In the store, three elderly ladies are run off their feet trying to serve five customers. "It’s like Grand Central Station in here," says one. It isn’t. Stuck for something to read, I browse the magazine rack. My choices are Just Trucks, Truckin’ Life, Big Rigs (which is not a porn magazine but ought to be), and Barely Legal (which is not a magazine about unroadworthy trucks but ought to be). A self-published book by a local preacher explains Australia’s contribution to the founding of Israel, which will assure her children their place in heaven. Inside Spuds - the restaurant cum bar - the truckers dine alone. They are potato-shaped men: round, tapered at one end, white where their skin is peeling, wearing shapeless t-shirts and tight shorts, cut to the groin. A notice says that five of the eleven local residents are barred from the pub for three months. Out back there is a giant wooden echidna. And everywhere there are flies, flies that have all mislaid something valuable inside your left nostril and need to find it, urgently.
Australia and the U.S. have a lot in common.
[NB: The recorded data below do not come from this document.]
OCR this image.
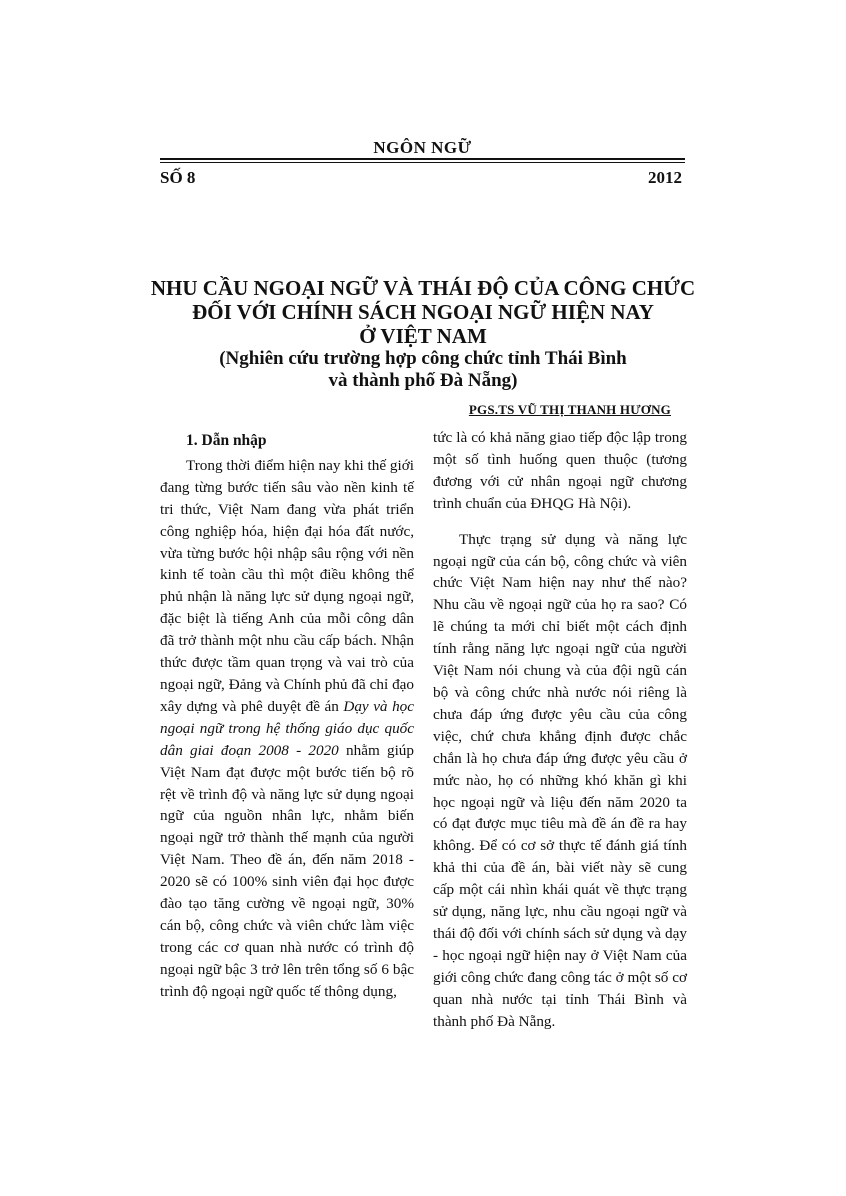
NGÔN NGỮ
SỐ 8	2012
NHU CẦU NGOẠI NGỮ VÀ THÁI ĐỘ CỦA CÔNG CHỨC
ĐỐI VỚI CHÍNH SÁCH NGOẠI NGỮ HIỆN NAY
Ở VIỆT NAM
(Nghiên cứu trường hợp công chức tỉnh Thái Bình
và thành phố Đà Nẵng)
PGS.TS VŨ THỊ THANH HƯƠNG
1. Dẫn nhập

Trong thời điểm hiện nay khi thế giới đang từng bước tiến sâu vào nền kinh tế tri thức, Việt Nam đang vừa phát triển công nghiệp hóa, hiện đại hóa đất nước, vừa từng bước hội nhập sâu rộng với nền kinh tế toàn cầu thì một điều không thể phủ nhận là năng lực sử dụng ngoại ngữ, đặc biệt là tiếng Anh của mỗi công dân đã trở thành một nhu cầu cấp bách. Nhận thức được tầm quan trọng và vai trò của ngoại ngữ, Đảng và Chính phủ đã chỉ đạo xây dựng và phê duyệt đề án Dạy và học ngoại ngữ trong hệ thống giáo dục quốc dân giai đoạn 2008 - 2020 nhằm giúp Việt Nam đạt được một bước tiến bộ rõ rệt về trình độ và năng lực sử dụng ngoại ngữ của nguồn nhân lực, nhằm biến ngoại ngữ trở thành thế mạnh của người Việt Nam. Theo đề án, đến năm 2018 - 2020 sẽ có 100% sinh viên đại học được đào tạo tăng cường về ngoại ngữ, 30% cán bộ, công chức và viên chức làm việc trong các cơ quan nhà nước có trình độ ngoại ngữ bậc 3 trở lên trên tổng số 6 bậc trình độ ngoại ngữ quốc tế thông dụng,

tức là có khả năng giao tiếp độc lập trong một số tình huống quen thuộc (tương đương với cử nhân ngoại ngữ chương trình chuẩn của ĐHQG Hà Nội).

Thực trạng sử dụng và năng lực ngoại ngữ của cán bộ, công chức và viên chức Việt Nam hiện nay như thế nào? Nhu cầu về ngoại ngữ của họ ra sao? Có lẽ chúng ta mới chỉ biết một cách định tính rằng năng lực ngoại ngữ của người Việt Nam nói chung và của đội ngũ cán bộ và công chức nhà nước nói riêng là chưa đáp ứng được yêu cầu của công việc, chứ chưa khẳng định được chắc chắn là họ chưa đáp ứng được yêu cầu ở mức nào, họ có những khó khăn gì khi học ngoại ngữ và liệu đến năm 2020 ta có đạt được mục tiêu mà đề án đề ra hay không. Để có cơ sở thực tế đánh giá tính khả thi của đề án, bài viết này sẽ cung cấp một cái nhìn khái quát về thực trạng sử dụng, năng lực, nhu cầu ngoại ngữ và thái độ đối với chính sách sử dụng và dạy - học ngoại ngữ hiện nay ở Việt Nam của giới công chức đang công tác ở một số cơ quan nhà nước tại tỉnh Thái Bình và thành phố Đà Nẵng.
Britain used to transport convicts to America until the Revolution, and only then switched to Australia. Australia is roughly the same size as the lower 48. Both countries were colonized by mainly English-speaking people, starting with the east coast. But today there are fifteen times more people living in the U.S. than Australia.
In both countries, the 19th century was a period of westward exploration and expansion. Pioneers in both countries dreamed of finding an inland sea, navigable rivers, and fertile land. Those who travelled west of the Mississippi found a land of incredible bounty. Those who travelled west of New South Wales found an awful lot of this.
The iconic explorers of the American west are Lewis and Clarke: travel overland to the Pacific and back, map the American West, describe 300 new species of plants and animals.
The iconic explorers of the Australian outback are Burke and Wills: march north from Melbourne with too much equipment, abandon it as you go, leave most of your team camped in the middle of nowhere and strike out alone with no real plan, fail to reach the sea, bungle all attempts to communicate with the rest of the team, run out of food and water, and die, miserably, in the desert.
Which is not to say that there’s no life here. There’s spinifex and salt bush and gum trees. There are more species of reptile than anywhere else on earth, and dozens of birds. There are marsupial versions of mice, rats, and rabbits, and even more of their placental cousins. We saw wild emus and kangaroos, feral camels and horses, and domestic sheep. But before the Europeans arrived, the indigenous life supported an indigenous human population of only half a million, and the best technology that Europeans could bring from elsewhere has raised that to just twenty million.
Geography is (manifest) destiny.
At the Ian Potter Centre in Melbourne, there is a large collection of Australian landscape paintings. An environmental group has produced a pamphlet that uses these paintings to show how drastically European settlers have altered the landscape in 200 years, by clearing forests and introducing many new species of plants and animals. That’s very interesting, but incidentally the pamphlet also shows how people’s appreciation of the Australian landscape has changed over the same period. The first artists painted fields and gardens full of European trees and flowers, planted by homesick settlers. The bush and the gum trees show up indistinctly in the background. Later they started painting the native plants, but made the eucalypts look more graceful, like good European trees. Finally, in the middle of the last century, artists began to celebrate the great emptiness for its own sake, and so did everyone else.
The sublime is the eye of the beholder.